Canadian Western Bank looks east via Internet




By Lynne Olver



stock prices


Canadian Western Bank, which operates primarily in the
provinces of Alberta, British Columbia, Manitoba and
Saskatchewan, did a "soft launch" of its online bank this week,
President and Chief Executive Larry Pollock told Reuters on
Thursday.


"We're just testing the market," Pollock said, noting that
the online bank had been planned for six or eight months.


"I guess there could never be a bad time or a good time,
it's just something we're testing for now," he said.

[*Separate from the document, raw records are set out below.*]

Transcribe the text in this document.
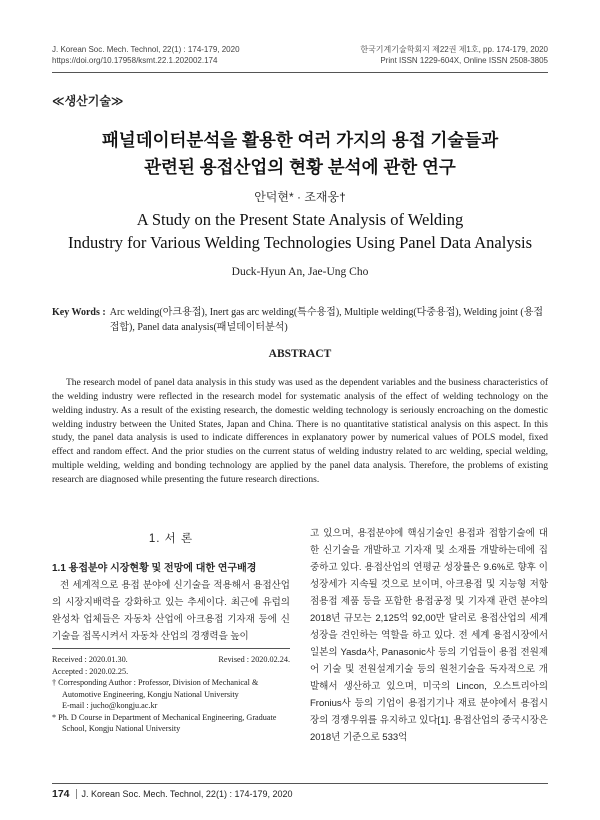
J. Korean Soc. Mech. Technol, 22(1) : 174-179, 2020	한국기계기술학회지 제22권 제1호, pp. 174-179, 2020
https://doi.org/10.17958/ksmt.22.1.202002.174	Print ISSN 1229-604X, Online ISSN 2508-3805
≪생산기술≫
패널데이터분석을 활용한 여러 가지의 용접 기술들과
관련된 용접산업의 현황 분석에 관한 연구
안덕현* · 조재웅†
A Study on the Present State Analysis of Welding
Industry for Various Welding Technologies Using Panel Data Analysis
Duck-Hyun An, Jae-Ung Cho
Key Words : Arc welding(아크용접), Inert gas arc welding(특수용접), Multiple welding(다중용접), Welding joint (용접 접합), Panel data analysis(패널데이터분석)
ABSTRACT

The research model of panel data analysis in this study was used as the dependent variables and the business characteristics of the welding industry were reflected in the research model for systematic analysis of the effect of welding technology on the welding industry. As a result of the existing research, the domestic welding technology is seriously encroaching on the domestic welding industry between the United States, Japan and China. There is no quantitative statistical analysis on this aspect. In this study, the panel data analysis is used to indicate differences in explanatory power by numerical values of POLS model, fixed effect and random effect. And the prior studies on the current status of welding industry related to arc welding, special welding, multiple welding, welding and bonding technology are applied by the panel data analysis. Therefore, the problems of existing research are diagnosed while presenting the future research directions.

1. 서 론
1.1 용접분야 시장현황 및 전망에 대한 연구배경

전 세계적으로 용접 분야에 신기술을 적용해서 용접산업의 시장지배력을 강화하고 있는 추세이다. 최근에 유럽의 완성차 업체들은 자동차 산업에 아크용접 기자재 등에 신기술을 접목시켜서 자동차 산업의 경쟁력을 높이

고 있으며, 용접분야에 핵심기술인 용접과 접합기술에 대한 신기술을 개발하고 기자재 및 소재를 개발하는데에 집중하고 있다. 용접산업의 연평균 성장률은 9.6%로 향후 이 성장세가 지속될 것으로 보이며, 아크용접 및 지능형 저항 점용접 제품 등을 포함한 용접공정 및 기자재 관련 분야의 2018년 규모는 2,125억 92,00만 달러로 용접산업의 세계 성장을 견인하는 역할을 하고 있다. 전 세계 용접시장에서 일본의 Yasda사, Panasonic사 등의 기업들이 용접 전원제어 기술 및 전원설계기술 등의 원천기술을 독자적으로 개발해서 생산하고 있으며, 미국의 Lincon, 오스트리아의 Fronius사 등의 기업이 용접기기나 재료 분야에서 용접시장의 경쟁우위를 유지하고 있다[1]. 용접산업의 중국시장은 2018년 기준으로 533억

Received : 2020.01.30.	Revised : 2020.02.24.
Accepted : 2020.02.25.
† Corresponding Author : Professor, Division of Mechanical & Automotive Engineering, Kongju National University
E-mail : jucho@kongju.ac.kr
* Ph. D Course in Department of Mechanical Engineering, Graduate School, Kongju National University
174 J. Korean Soc. Mech. Technol, 22(1) : 174-179, 2020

"We don't know how much money we're going to get ... we
don't really know what to expect."


Called Canadian Direct Financial, it offers savings
accounts and guaranteed investment certificates. New customers
need a bank account at another Canadian financial institution
to get started.


"It will give us access to geographical markets that we're
not in," Pollock said. "We're in the four Western provinces
only, so by using the Internet we can access markets right
across the country."


The Edmonton, Alberta-based bank already operates online in
its direct-to-consumer home and auto insurance unit, where
Pollock said half of all auto policies are now sold online.

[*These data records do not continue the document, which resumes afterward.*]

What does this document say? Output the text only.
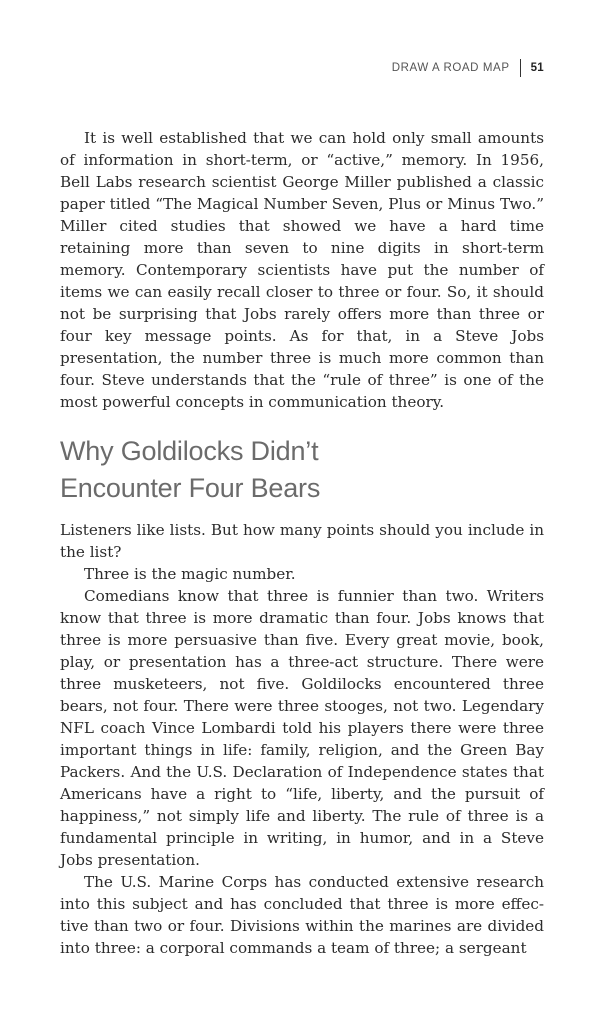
DRAW A ROAD MAP 51

It is well established that we can hold only small amounts of information in short-term, or “active,” memory. In 1956, Bell Labs research scientist George Miller published a classic paper titled “The Magical Number Seven, Plus or Minus Two.” Miller cited studies that showed we have a hard time retaining more than seven to nine digits in short-term memory. Contemporary scientists have put the number of items we can easily recall closer to three or four. So, it should not be surprising that Jobs rarely offers more than three or four key message points. As for that, in a Steve Jobs presentation, the number three is much more common than four. Steve understands that the “rule of three” is one of the most powerful concepts in communication theory.

Why Goldilocks Didn’t
Encounter Four Bears

Listeners like lists. But how many points should you include in the list?

Three is the magic number.

Comedians know that three is funnier than two. Writers know that three is more dramatic than four. Jobs knows that three is more persuasive than five. Every great movie, book, play, or presentation has a three-act structure. There were three musketeers, not five. Goldilocks encountered three bears, not four. There were three stooges, not two. Legendary NFL coach Vince Lombardi told his players there were three important things in life: family, religion, and the Green Bay Packers. And the U.S. Declaration of Independence states that Americans have a right to “life, liberty, and the pursuit of happiness,” not simply life and liberty. The rule of three is a fundamental principle in writing, in humor, and in a Steve Jobs presentation.

The U.S. Marine Corps has conducted extensive research into this subject and has concluded that three is more effective than two or four. Divisions within the marines are divided into three: a corporal commands a team of three; a sergeant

Various Internet banking options have sprung up in Canada
in the past decade, with insurance companies, retailers and
credit unions getting involved. Many of them lure customers
with high interest rates.


But customers can switch in and out of high-interest
savings accounts very quickly, Pollock noted, and if the
financial institution pays a high rate to customers while
investing the funds in low-yielding securities, "how do you
make money?" he asked.


"If we launched this and got C$2 (billion) or C$3 billion,
we wouldn't know what to do with it, we'd be earning a negative
spread on it as well," Pollock said.


However, the beauty of online deposit-taking is that growth
can be controlled, he added. Really good rates will attract
lots of money and low rates won't.


"It's a convenient way to supplement your liquidity if you
need to ... you can crank the rate up, get some money, turn it
down, stop it," he said. "It's sort of like turning the tap on
or off."


Canadian Western, the country's seventh-largest bank by
market value, has reported a 16 percent rise in net income in
the nine months ended July 31, but it is the country's
worst-performing bank stock in 2008.